Selon une nouvelle étude publiée dans Annals of Neurology, les graisses monoinsaturées, les «bonnes» graisses présentes dans l’huile d’olive, étaient associées à une meilleure fonction cognitive et à la mémoire, tandis que les graisses saturées, les graisses nocives présentes dans les graisses animales telles que beurre, étaient associées à une détérioration de la fonction cognitive et de la mémoire.

Des chercheurs du Brigham and Women's Hospital (BWH), une filiale enseignante de la Harvard Medical School, ont analysé les données de l’étude sur la santé des femmes, une cohorte composée à peu près de femmes 40,000 âgées de 45 et plus. Les chercheurs ont utilisé les données d'un sous-groupe de femmes 6,000, toutes âgées de plus de 13 ans. Les femmes ont participé à trois tests de la fonction cognitive, espacés tous les deux ans, sur une période moyenne de quatre ans. Ces femmes ont également rempli un questionnaire détaillé sur la fréquence des repas au début de l’étude.

Les chercheurs ont découvert que, bien que les matières grasses totales ne semblaient pas affecter la fonction cognitive, le type de graisse en était affecté. Les femmes qui consommaient les plus grandes quantités de graisses saturées, comparées à celles qui en consommaient les plus faibles, avaient une cognition et une mémoire globales plus mauvaises.
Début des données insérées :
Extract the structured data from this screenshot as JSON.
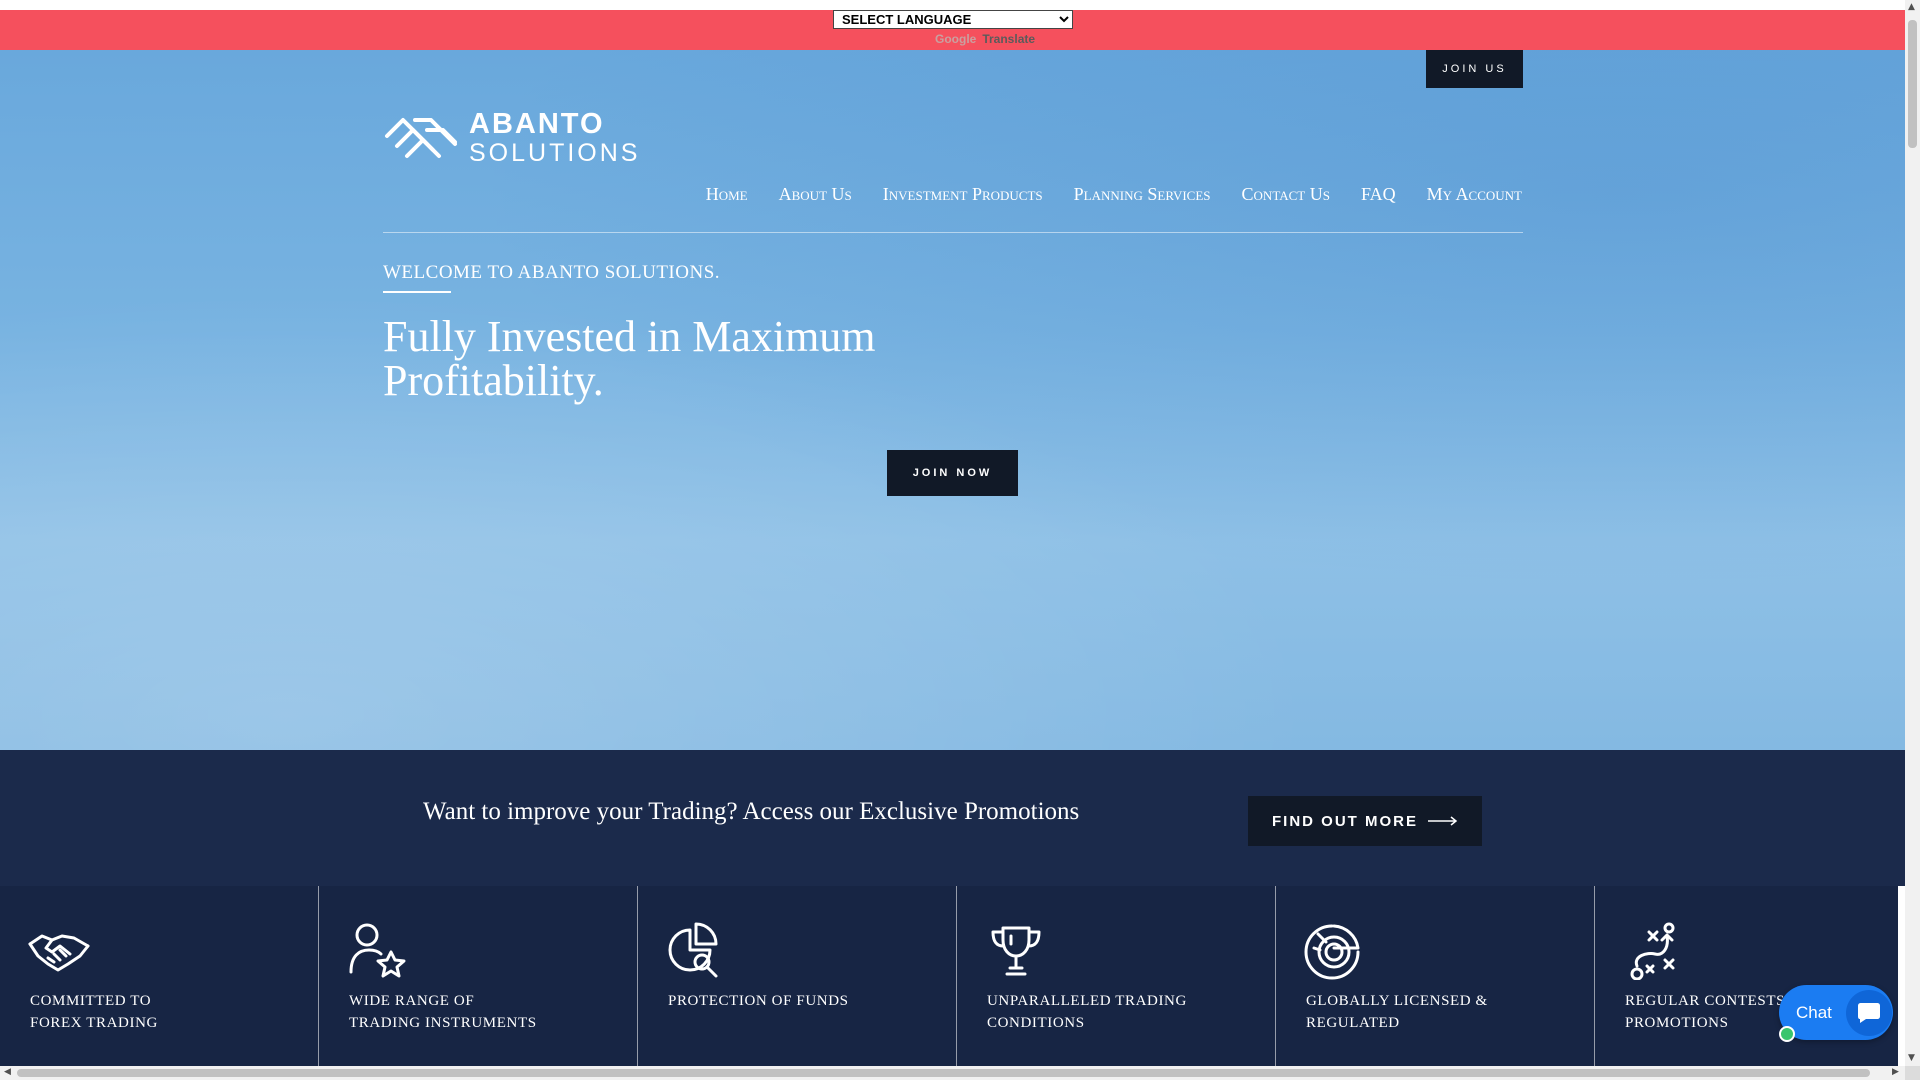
{
  "translate": {
    "select_value": "SELECT LANGUAGE",
    "powered_prefix": "Google",
    "powered_label": "Translate"
  },
  "header": {
    "join_us": "JOIN US",
    "logo_line1": "ABANTO",
    "logo_line2": "SOLUTIONS",
    "nav": [
      "Home",
      "About Us",
      "Investment Products",
      "Planning Services",
      "Contact Us",
      "FAQ",
      "My Account"
    ]
  },
  "hero": {
    "welcome": "WELCOME TO ABANTO SOLUTIONS.",
    "headline": "Fully Invested in Maximum Profitability.",
    "cta": "JOIN NOW"
  },
  "promo": {
    "text": "Want to improve your Trading? Access our Exclusive Promotions",
    "button": "FIND OUT MORE"
  },
  "features": [
    {
      "label": "COMMITTED TO\nFOREX TRADING",
      "icon": "handshake-icon"
    },
    {
      "label": "WIDE RANGE OF\nTRADING INSTRUMENTS",
      "icon": "user-star-icon"
    },
    {
      "label": "PROTECTION OF FUNDS",
      "icon": "pie-search-icon"
    },
    {
      "label": "UNPARALLELED TRADING\nCONDITIONS",
      "icon": "trophy-icon"
    },
    {
      "label": "GLOBALLY LICENSED &\nREGULATED",
      "icon": "globe-chart-icon"
    },
    {
      "label": "REGULAR CONTESTS &\nPROMOTIONS",
      "icon": "strategy-icon"
    }
  ],
  "chat": {
    "label": "Chat"
  },
  "colors": {
    "translate_bar": "#f5505d",
    "dark_button": "#111927",
    "promo_band": "#1b2a4b",
    "features_band": "#172544",
    "chat_blue": "#1b7cf2"
  }
}
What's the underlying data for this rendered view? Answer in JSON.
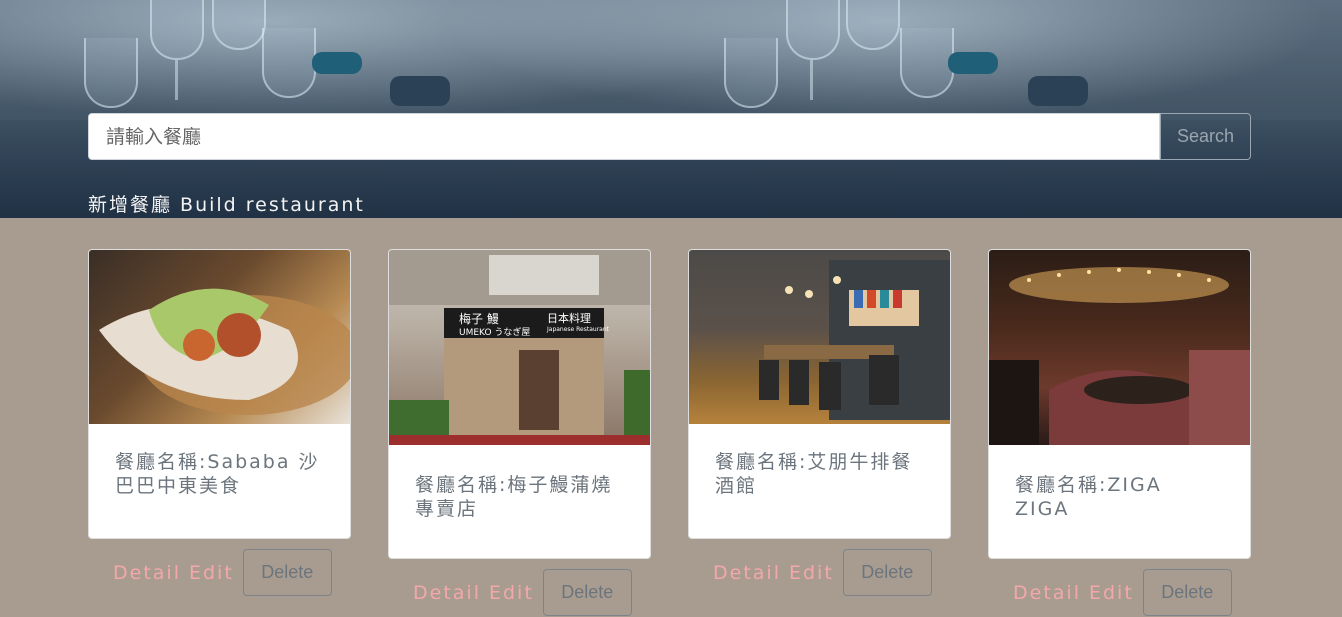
{
  "search": {
    "placeholder": "請輸入餐廳",
    "button_label": "Search"
  },
  "header": {
    "build_link": "新增餐廳 Build restaurant"
  },
  "restaurants": [
    {
      "name": "餐廳名稱:Sababa 沙巴巴中東美食",
      "image_icon": "pita-food-photo"
    },
    {
      "name": "餐廳名稱:梅子鰻蒲燒專賣店",
      "image_icon": "storefront-photo",
      "sign_main": "梅子 鰻",
      "sign_sub": "UMEKO うなぎ屋",
      "sign_side": "日本料理",
      "sign_en": "Japanese Restaurant"
    },
    {
      "name": "餐廳名稱:艾朋牛排餐酒館",
      "image_icon": "dining-room-photo"
    },
    {
      "name": "餐廳名稱:ZIGA ZIGA",
      "image_icon": "bar-interior-photo"
    }
  ],
  "actions": {
    "detail_label": "Detail",
    "edit_label": "Edit",
    "delete_label": "Delete"
  },
  "colors": {
    "page_bg": "#a89c90",
    "link_pink": "#f4a7ab",
    "title_gray": "#6c757d"
  }
}
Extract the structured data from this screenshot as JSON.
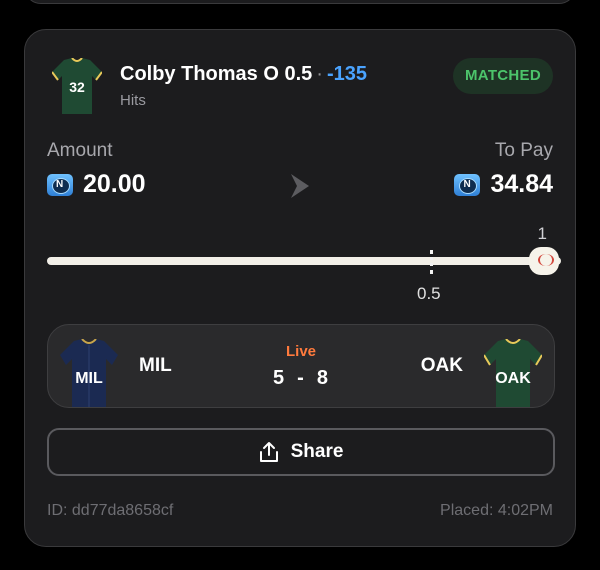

Les femmes qui ont mangé le plus de gras monoinsaturés, que l’on trouve dans l’huile d’olive, ont eu de meilleurs schémas de scores cognitifs au fil du temps.

«La substitution du bon gras au lieu du mauvais gras est une modification alimentaire relativement simple qui pourrait aider à prévenir le déclin de la mémoire», a noté Olivia Okereke de Harvard.